Were any of you ever the last to be chosen? School PE lessons were always one place where someone would be picked last. The two captains would take it in turns to choose their teams, so those who were good at games, or those who were popular, would get chosen first. Some of us were always the last to be chosen. We were not any good, we were not popular and we certainly were not wanted. It is not a good way to encourage children to exercise. But this is not about sport or lessons. It is about being the last. It kind of picks up from last week’s blog, but comes from later on in Matthew’s gospel: Matthew 20: 1-16, the parable of the labourers in the vineyard. Some of those labourers were chosen last as well. I’m not an historian of Ancient History, but it seems that labourers would gather in market place to be hired by the day. This is the scenario in the parable, where the vineyard owner goes out throughout the day and hires those who have not found work. (I wonder why he didn’t just hire everyone standing idle when he went out at the third hour, but I suppose that would kind of ruin the message of the parable).  I also wonder how often it was the same men who were employed early on, and how often it was the same group left to stand idle all day, knowing they would struggle to feed their families, yet again?

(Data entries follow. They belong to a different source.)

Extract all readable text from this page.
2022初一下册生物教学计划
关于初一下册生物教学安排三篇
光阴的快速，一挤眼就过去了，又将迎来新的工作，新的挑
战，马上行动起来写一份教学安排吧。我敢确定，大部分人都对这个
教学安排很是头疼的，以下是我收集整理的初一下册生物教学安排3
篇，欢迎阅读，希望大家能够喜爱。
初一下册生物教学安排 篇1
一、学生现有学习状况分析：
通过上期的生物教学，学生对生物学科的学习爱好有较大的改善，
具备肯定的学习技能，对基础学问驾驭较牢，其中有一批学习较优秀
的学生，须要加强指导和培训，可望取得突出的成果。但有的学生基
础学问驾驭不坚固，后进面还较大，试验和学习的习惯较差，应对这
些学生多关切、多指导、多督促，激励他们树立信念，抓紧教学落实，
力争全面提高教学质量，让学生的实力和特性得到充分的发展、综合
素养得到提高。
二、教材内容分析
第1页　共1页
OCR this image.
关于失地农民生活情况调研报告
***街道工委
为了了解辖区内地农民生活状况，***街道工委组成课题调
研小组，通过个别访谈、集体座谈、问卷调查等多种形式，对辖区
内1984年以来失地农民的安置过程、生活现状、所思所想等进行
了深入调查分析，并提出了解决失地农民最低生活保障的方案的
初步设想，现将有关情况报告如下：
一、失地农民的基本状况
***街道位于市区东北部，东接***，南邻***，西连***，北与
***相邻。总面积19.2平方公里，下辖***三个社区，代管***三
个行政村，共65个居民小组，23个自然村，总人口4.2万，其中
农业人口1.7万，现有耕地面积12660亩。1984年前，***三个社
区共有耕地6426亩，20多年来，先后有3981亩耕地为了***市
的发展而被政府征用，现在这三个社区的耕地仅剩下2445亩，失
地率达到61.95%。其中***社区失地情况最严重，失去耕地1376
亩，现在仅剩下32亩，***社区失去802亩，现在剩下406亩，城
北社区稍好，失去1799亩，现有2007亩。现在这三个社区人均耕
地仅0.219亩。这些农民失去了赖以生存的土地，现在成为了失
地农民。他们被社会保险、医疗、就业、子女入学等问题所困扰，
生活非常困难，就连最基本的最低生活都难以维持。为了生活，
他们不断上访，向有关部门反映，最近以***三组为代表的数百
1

I wonder how it felt to be those who were last, those who knew they were unlikely to find work, how soul destroying it was, how it must have become a self-fulfilling prophecy? I wonder how others thought about this group: were they looked down upon as layabouts, or were they helped and supported during hard times when it was acknowledged that there was not enough work for everyone?

 

Whatever happened, we know that in the parable the vineyard owner went out at successive times of the day to hire workers who were still waiting to be hired. Eventually, when he went out at the eleventh hour and finds workers still standing idle, he asks why. I can imagine a kind of sarcastic response: we don’t have work, why do you think? We’ve seen you hiring others throughout the day, have you not seen us? Or maybe they were more polite than that, seeing in this man their one chance of earning anything that day. However they framed their answer, they, too, are hired and go to work in the vineyard for the last hour of the day. They cannot have expected much in the form of wages, so imagine their surprise and joy when they are given the full daily wage. This was far more than they had earned, but it must have been necessary. We need not imagine what the other labourers thought; those who had been working the entire day were indignant. They should receive more, for they had been working all day, all through the heat, and it was not fair that they received the same wage as those who only worked for an hour. Not fair at all! The owner points out to them that this wage was what they had agreed in the morning, and they had been given what they had earned. It was his decision to give the last workers the same wage; they should not be disgruntled because he was generous. Jesus finishes the parable with the words: so shall the last be first and the first last.  

 

But I wonder what we think about where we stand? Are we one of the first or one of the last? What will those of us who have been following God all our lives feel when we see others, much more recent followers, entering the kingdom ahead of us? Will we react like those workers: we’ve been doing this longer; we should be honoured for that? Or will we be able to rejoice at the numbers of those coming? that those who have spent their lives without God are now able to see, and enter the kingdom – before or after us, it does not matter. Can we rejoice when people come to know God, at whatever age? Do we give thanks if those who come after us seem to go ahead of us? Or do we stand on ceremony, and insist that we know better, for we have worshipped for longer? These questions are not to be answered at once, but to be pondered and come back to over our lives. Will we rejoice that we are entering the kingdom – how, when or where does not matter, so long as we are with our God? Or do we focus far more on others, where they are going, how and when they enter the kingdom? If the latter, it would be worth pondering the words of Jesus in John 21:20-23. What Jesus is saying to Peter is not that the disciple whom Jesus loved would not die, but, in effect, that is not your business, you must follow me.

 

In our following of Jesus, do we strive to find the place we think we deserve, to ensure that we are not last in line? Or can we encourage others ahead of us, rejoicing that they are entering the kingdom, and secure in our knowledge of the love of God, that our place is in the kingdom, and that it does not matter how and when we get there? Can we work for the kingdom, and celebrate that others who have come later are entering before us? Can we accept that last place as a place of honour rather than one of humiliation? In choosing a sports team, to be picked last is to be the one no-one wants; this is not the case for the kingdom of God. Jesus, who loves us whatever our place,  is calling us to follow him; to follow where we are called, and not to be where others may be asked to go.